En 1915, Corto doit se faire quelque peu oublier après ses activités de pirate dans le Pacifique Sud (Hugo Pratt reprenait ainsi pour Pif son personnage de "la Ballade de la Mer salée", parue en album quelques années plus tôt). Son voilier, les "Trois saintes Maries", qui brûlera au cours de ce premier épisode, se balance mollement dans le port de Paramaribo, en Guyane hollandaise. Lui-même a élu domicile dans la pension de madame Java, sur les rives de la rivière Surinam qui allait donner son nom au pays après le départ des Hollandais en 1975. Cependant, il ne tardera pas à reprendre la mer pour percer le secret de Tristan Bantam, mais surtout poussé par son goût de l’aventure et du mystère.

Le Surinam, coincé entre la Guyane Française et le Guyana (l'ex-Guyane
britannique)

C’est donc en République du Surinam, entre les bouches de l’Amazone et le delta de l’Orénoque, en Amérique du Sud, que j’ai pu remettre mes pas dans ceux du marin maltais. Paramaribo est aujourd’hui une ville cosmopolite regroupant avec sa banlieue près de 75 % de la population surinamienne. La majeure partie du pays est en effet couverte par la forêt primaire (bien menacée toutefois) du plateau des Guyanes. On y croise des visages venus des cinq continents, symbolisés par l’étoile à cinq branches figurant sur les armoiries du Surinam. Les compatriotes de madame Java, originaires d’Indonésie, se mêlent aux Noirs Marrons (descendants d’esclaves évadés), aux Hindous, aux Créoles, aux Européens et aux derniers représentants des diverses nations amérindiennes qui constituaient le peuplement originel de la région.

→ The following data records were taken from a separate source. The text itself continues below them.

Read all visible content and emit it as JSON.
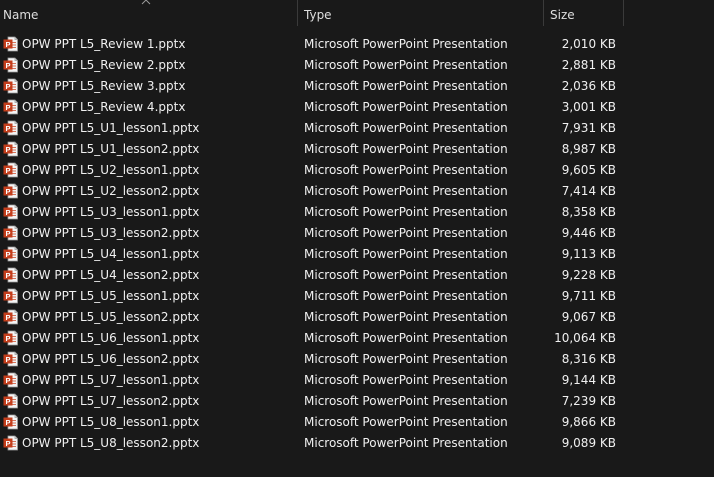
{
  "columns": {
    "name": "Name",
    "type": "Type",
    "size": "Size"
  },
  "sort": {
    "column": "Name",
    "direction": "ascending",
    "icon": "chevron-up-icon"
  },
  "file_icon": "powerpoint-file-icon",
  "files": [
    {
      "name": "OPW PPT L5_Review 1.pptx",
      "type": "Microsoft PowerPoint Presentation",
      "size": "2,010 KB"
    },
    {
      "name": "OPW PPT L5_Review 2.pptx",
      "type": "Microsoft PowerPoint Presentation",
      "size": "2,881 KB"
    },
    {
      "name": "OPW PPT L5_Review 3.pptx",
      "type": "Microsoft PowerPoint Presentation",
      "size": "2,036 KB"
    },
    {
      "name": "OPW PPT L5_Review 4.pptx",
      "type": "Microsoft PowerPoint Presentation",
      "size": "3,001 KB"
    },
    {
      "name": "OPW PPT L5_U1_lesson1.pptx",
      "type": "Microsoft PowerPoint Presentation",
      "size": "7,931 KB"
    },
    {
      "name": "OPW PPT L5_U1_lesson2.pptx",
      "type": "Microsoft PowerPoint Presentation",
      "size": "8,987 KB"
    },
    {
      "name": "OPW PPT L5_U2_lesson1.pptx",
      "type": "Microsoft PowerPoint Presentation",
      "size": "9,605 KB"
    },
    {
      "name": "OPW PPT L5_U2_lesson2.pptx",
      "type": "Microsoft PowerPoint Presentation",
      "size": "7,414 KB"
    },
    {
      "name": "OPW PPT L5_U3_lesson1.pptx",
      "type": "Microsoft PowerPoint Presentation",
      "size": "8,358 KB"
    },
    {
      "name": "OPW PPT L5_U3_lesson2.pptx",
      "type": "Microsoft PowerPoint Presentation",
      "size": "9,446 KB"
    },
    {
      "name": "OPW PPT L5_U4_lesson1.pptx",
      "type": "Microsoft PowerPoint Presentation",
      "size": "9,113 KB"
    },
    {
      "name": "OPW PPT L5_U4_lesson2.pptx",
      "type": "Microsoft PowerPoint Presentation",
      "size": "9,228 KB"
    },
    {
      "name": "OPW PPT L5_U5_lesson1.pptx",
      "type": "Microsoft PowerPoint Presentation",
      "size": "9,711 KB"
    },
    {
      "name": "OPW PPT L5_U5_lesson2.pptx",
      "type": "Microsoft PowerPoint Presentation",
      "size": "9,067 KB"
    },
    {
      "name": "OPW PPT L5_U6_lesson1.pptx",
      "type": "Microsoft PowerPoint Presentation",
      "size": "10,064 KB"
    },
    {
      "name": "OPW PPT L5_U6_lesson2.pptx",
      "type": "Microsoft PowerPoint Presentation",
      "size": "8,316 KB"
    },
    {
      "name": "OPW PPT L5_U7_lesson1.pptx",
      "type": "Microsoft PowerPoint Presentation",
      "size": "9,144 KB"
    },
    {
      "name": "OPW PPT L5_U7_lesson2.pptx",
      "type": "Microsoft PowerPoint Presentation",
      "size": "7,239 KB"
    },
    {
      "name": "OPW PPT L5_U8_lesson1.pptx",
      "type": "Microsoft PowerPoint Presentation",
      "size": "9,866 KB"
    },
    {
      "name": "OPW PPT L5_U8_lesson2.pptx",
      "type": "Microsoft PowerPoint Presentation",
      "size": "9,089 KB"
    }
  ],
  "colors": {
    "background": "#191919",
    "text": "#f0f0f0",
    "header_text": "#dedede",
    "separator": "#3a3a3a",
    "icon_orange": "#c43e1c"
  }
}
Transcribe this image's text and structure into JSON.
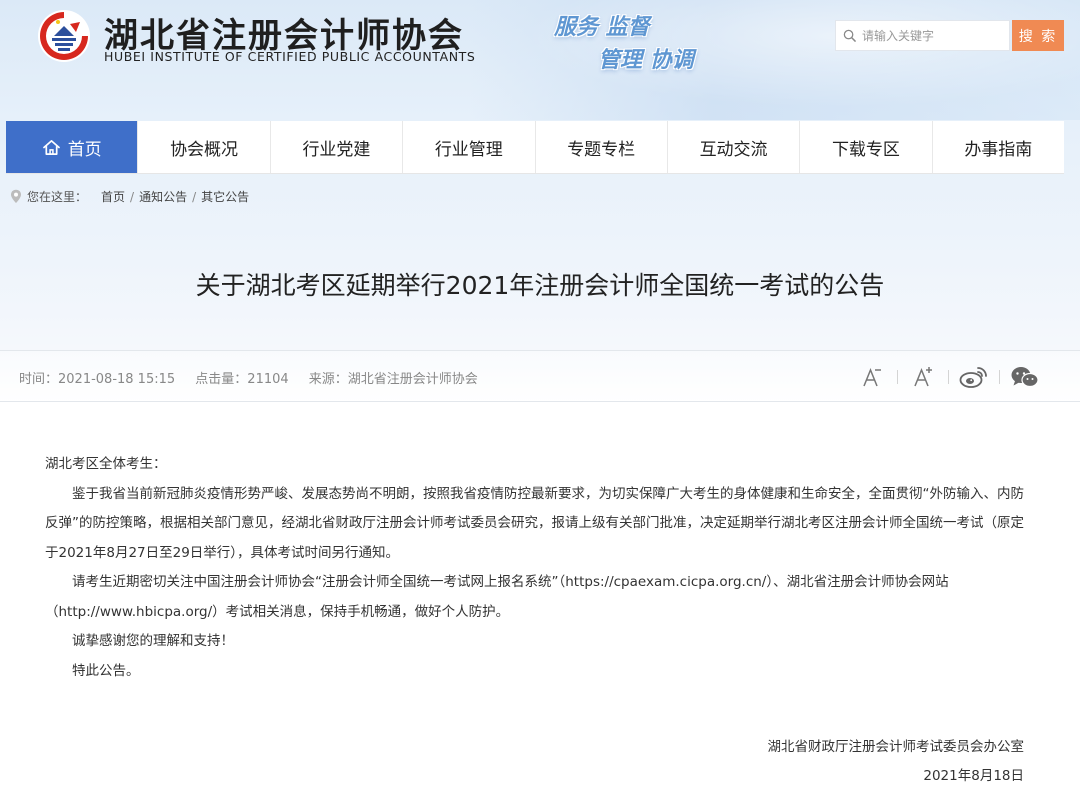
{
  "header": {
    "brand_cn": "湖北省注册会计师协会",
    "brand_en": "HUBEI INSTITUTE OF CERTIFIED PUBLIC ACCOUNTANTS",
    "slogan_line1": "服务 监督",
    "slogan_line2": "管理 协调"
  },
  "search": {
    "placeholder": "请输入关键字",
    "button_label": "搜 索"
  },
  "nav": {
    "items": [
      {
        "label": "首页",
        "active": true
      },
      {
        "label": "协会概况"
      },
      {
        "label": "行业党建"
      },
      {
        "label": "行业管理"
      },
      {
        "label": "专题专栏"
      },
      {
        "label": "互动交流"
      },
      {
        "label": "下载专区"
      },
      {
        "label": "办事指南"
      }
    ]
  },
  "breadcrumb": {
    "label": "您在这里：",
    "items": [
      "首页",
      "通知公告",
      "其它公告"
    ],
    "separator": "/"
  },
  "article": {
    "title": "关于湖北考区延期举行2021年注册会计师全国统一考试的公告",
    "meta": {
      "time": "时间：2021-08-18 15:15",
      "views": "点击量：21104",
      "source": "来源：湖北省注册会计师协会"
    },
    "paragraphs": [
      "湖北考区全体考生：",
      "鉴于我省当前新冠肺炎疫情形势严峻、发展态势尚不明朗，按照我省疫情防控最新要求，为切实保障广大考生的身体健康和生命安全，全面贯彻“外防输入、内防反弹”的防控策略，根据相关部门意见，经湖北省财政厅注册会计师考试委员会研究，报请上级有关部门批准，决定延期举行湖北考区注册会计师全国统一考试（原定于2021年8月27日至29日举行），具体考试时间另行通知。",
      "请考生近期密切关注中国注册会计师协会“注册会计师全国统一考试网上报名系统”（https://cpaexam.cicpa.org.cn/）、湖北省注册会计师协会网站（http://www.hbicpa.org/）考试相关消息，保持手机畅通，做好个人防护。",
      "诚挚感谢您的理解和支持！",
      "特此公告。"
    ],
    "signature": "湖北省财政厅注册会计师考试委员会办公室",
    "date": "2021年8月18日"
  },
  "icons": {
    "logo": "association-emblem",
    "search": "search-icon",
    "home": "home-icon",
    "location": "location-pin-icon",
    "font_decrease": "font-decrease-icon",
    "font_increase": "font-increase-icon",
    "weibo": "weibo-icon",
    "wechat": "wechat-icon"
  },
  "colors": {
    "nav_active": "#3f6fc9",
    "search_button": "#f08a53",
    "slogan": "#5f97d2",
    "logo_red": "#d7281e"
  }
}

Javanais et afro-américains, peuples de toutes couleurs et de toutes origines se côtoient au Surinam. Seule la guerre civile des années quatre-vingt, qui a vu les politiciens locaux pousser leurs compatriotes à s’entredéchirer, est venue troubler cette harmonie, laissant un traumatisme profond au sein de la population.

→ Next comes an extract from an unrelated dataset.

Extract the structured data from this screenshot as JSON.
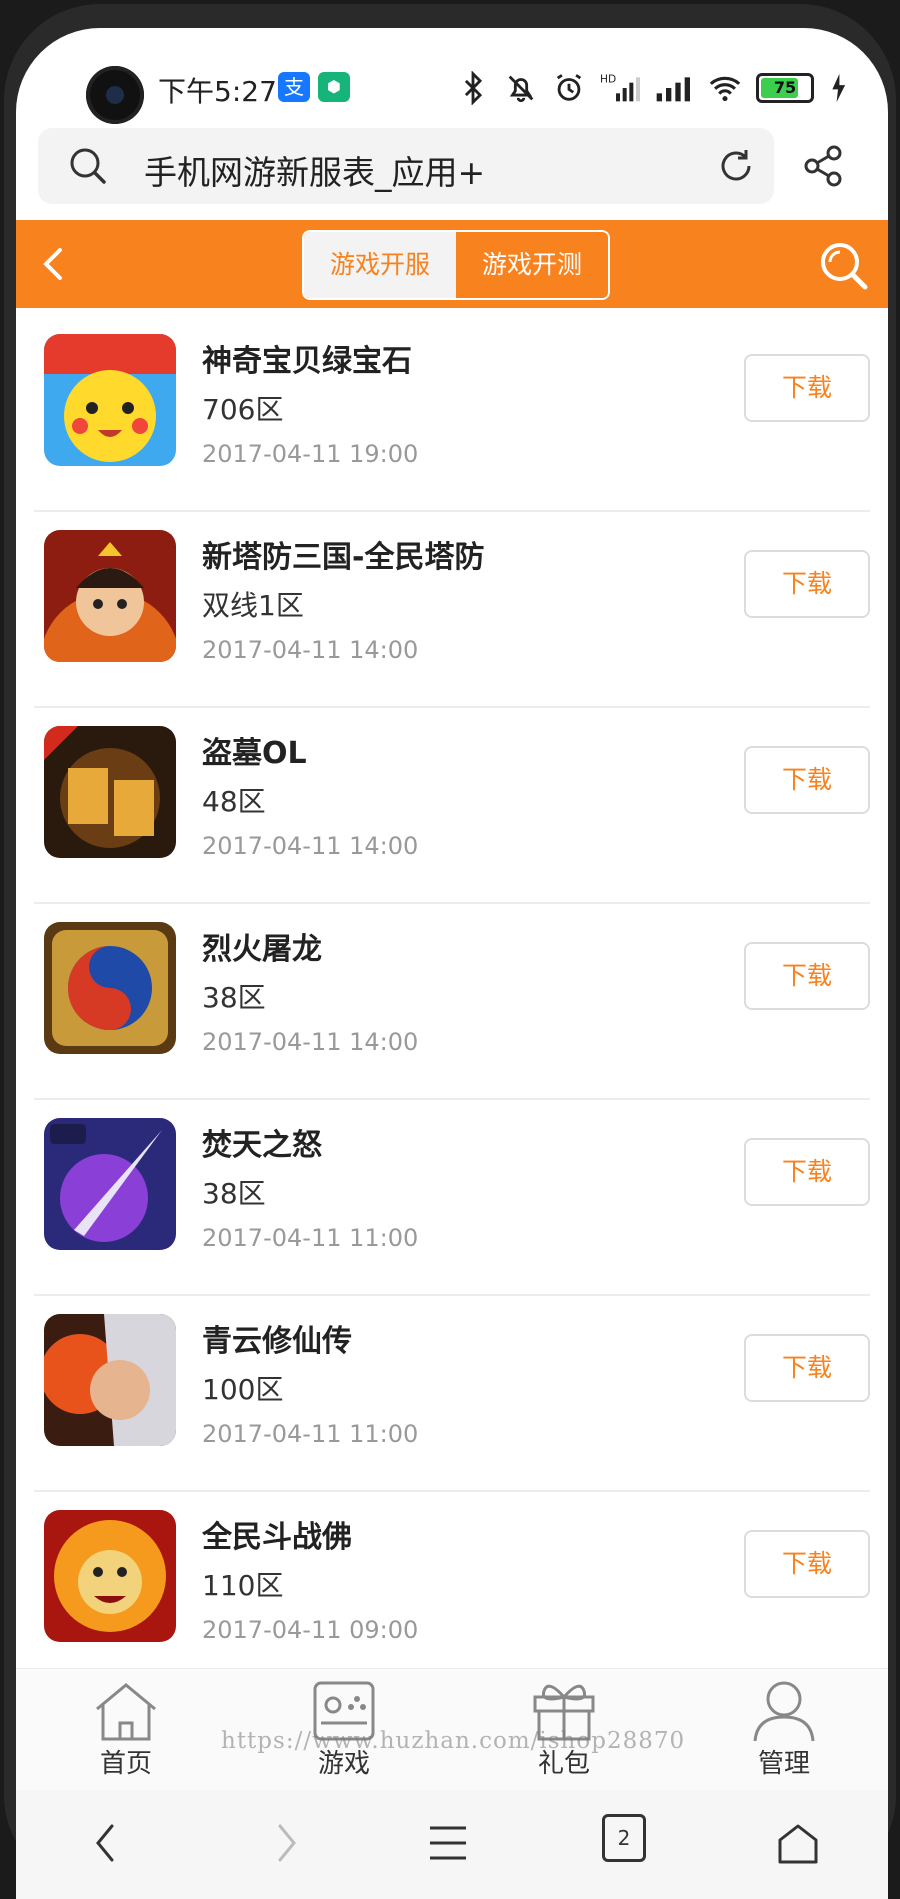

Mais le Surinam est en Amérique du Sud et les difficultés économiques, les coups d’état militaires et le trafic de drogue constituent aussi l’envers de la médaille. Tout au long des années quatre-vingt éclatèrent des luttes de factions en apparence politiques, mais en réalité destinées à assurer à leurs leaders le contrôle des flux de cocaïne vers les Etats du nord et l’ancienne puissance tutélaire hollandaise. Le retour à une certaine normalité n’empêche toutefois pas le visiteur de rester perplexe devant les quarante et quelques casinos disséminés dans tous les quartiers de Paramaribo.

N’oublions pas également que ce premier épisode de Corto Maltese baigne tout entier dans le merveilleux du vaudou latino-américain et Tristan Bantam, au cours de songes oniriques, entre en contact avec le monde perdu de Mû, guidé par le dieu Ogoun-Ferraille. Cette dimension magico-religieuse est toujours omniprésente dans le Surinam moderne, même si les sectes protestantes américaines recrutent toujours plus d’adeptes.

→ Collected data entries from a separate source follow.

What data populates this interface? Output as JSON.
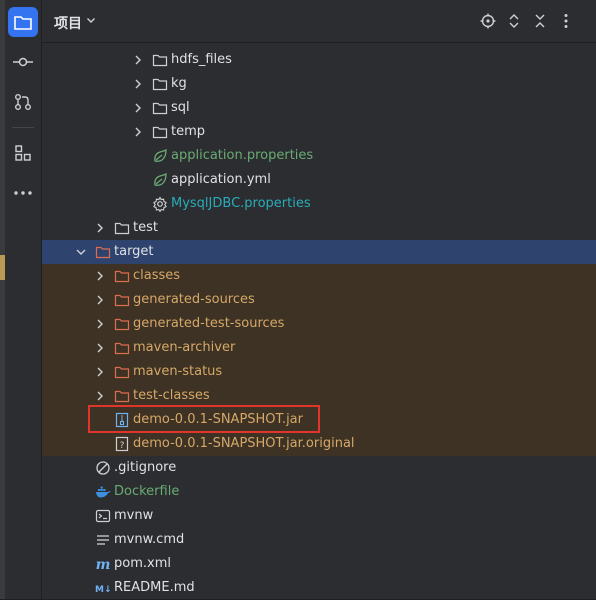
{
  "panel": {
    "title": "项目"
  },
  "rail": {
    "items": [
      "project-icon",
      "commit-icon",
      "pull-requests-icon",
      "structure-icon",
      "more-icon"
    ]
  },
  "header": {
    "icons": [
      "locate-icon",
      "expand-collapse-icon",
      "collapse-all-icon",
      "more-options-icon"
    ]
  },
  "tree": {
    "hdfs_files": "hdfs_files",
    "kg": "kg",
    "sql": "sql",
    "temp": "temp",
    "application_properties": "application.properties",
    "application_yml": "application.yml",
    "mysql_properties": "MysqlJDBC.properties",
    "test": "test",
    "target": "target",
    "classes": "classes",
    "generated_sources": "generated-sources",
    "generated_test_sources": "generated-test-sources",
    "maven_archiver": "maven-archiver",
    "maven_status": "maven-status",
    "test_classes": "test-classes",
    "jar": "demo-0.0.1-SNAPSHOT.jar",
    "jar_original": "demo-0.0.1-SNAPSHOT.jar.original",
    "gitignore": ".gitignore",
    "dockerfile": "Dockerfile",
    "mvnw": "mvnw",
    "mvnw_cmd": "mvnw.cmd",
    "pom": "pom.xml",
    "readme": "README.md"
  },
  "colors": {
    "accent": "#3574f0",
    "highlight_box": "#e0352b",
    "excluded_text": "#d5a86a"
  }
}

La grande mosquée de Paramaribo : Amérique du Sud ou Sultanat de Bruneï ?
Poteries rituelles des indiens caraïbes.

Une flânerie dans les rues de la capitale surinamienne est une fois de plus l’occasion de vérifier le goût du détail d’Hugo Pratt qui a représenté fidèlement les vieilles bâtisses coloniales.

La cathédrale de Paramaribo : la plus grande construction en bois d’Amérique latine.
Architecture hollandaise

Rien n’a été oublié, pas même les fenêtres à guillotine, héritage de l’architecture hollandaise et qui donnent à la ville des allures d’Amsterdam tropicale.

Le port, s’il invite toujours au voyage, a beaucoup changé depuis l’époque de Corto. Les grands voiliers et steamers hollandais ont cédé la place aux cargos et aux ferries devant lesquels s’écartent précipitamment les traditionnelles « tapouilles » surinamiennes.

Le port de Paramaribo fut le théâtre d’une belle histoire de marins au cours de la seconde guerre mondiale, une de ces sagas qu’appréciait tant Hugo Pratt. Pendant l’occupation allemande des Pays-Bas, la Guyane hollandaise fut pratiquement livrée à elle-même. Les Allemands tentèrent d’assurer une présence militaire à Paramaribo en y envoyant un énorme bateau, le « Goslar ». Les Surinamiens tentèrent de le prendre, mais l’équipage préféra le saborder. Son épave est encore visible de nos jours derrière le marché de la capitale, émergeant à peine des eaux de l’estuaire de la rivière Surinam qui n’en finissent pas de la dissoudre.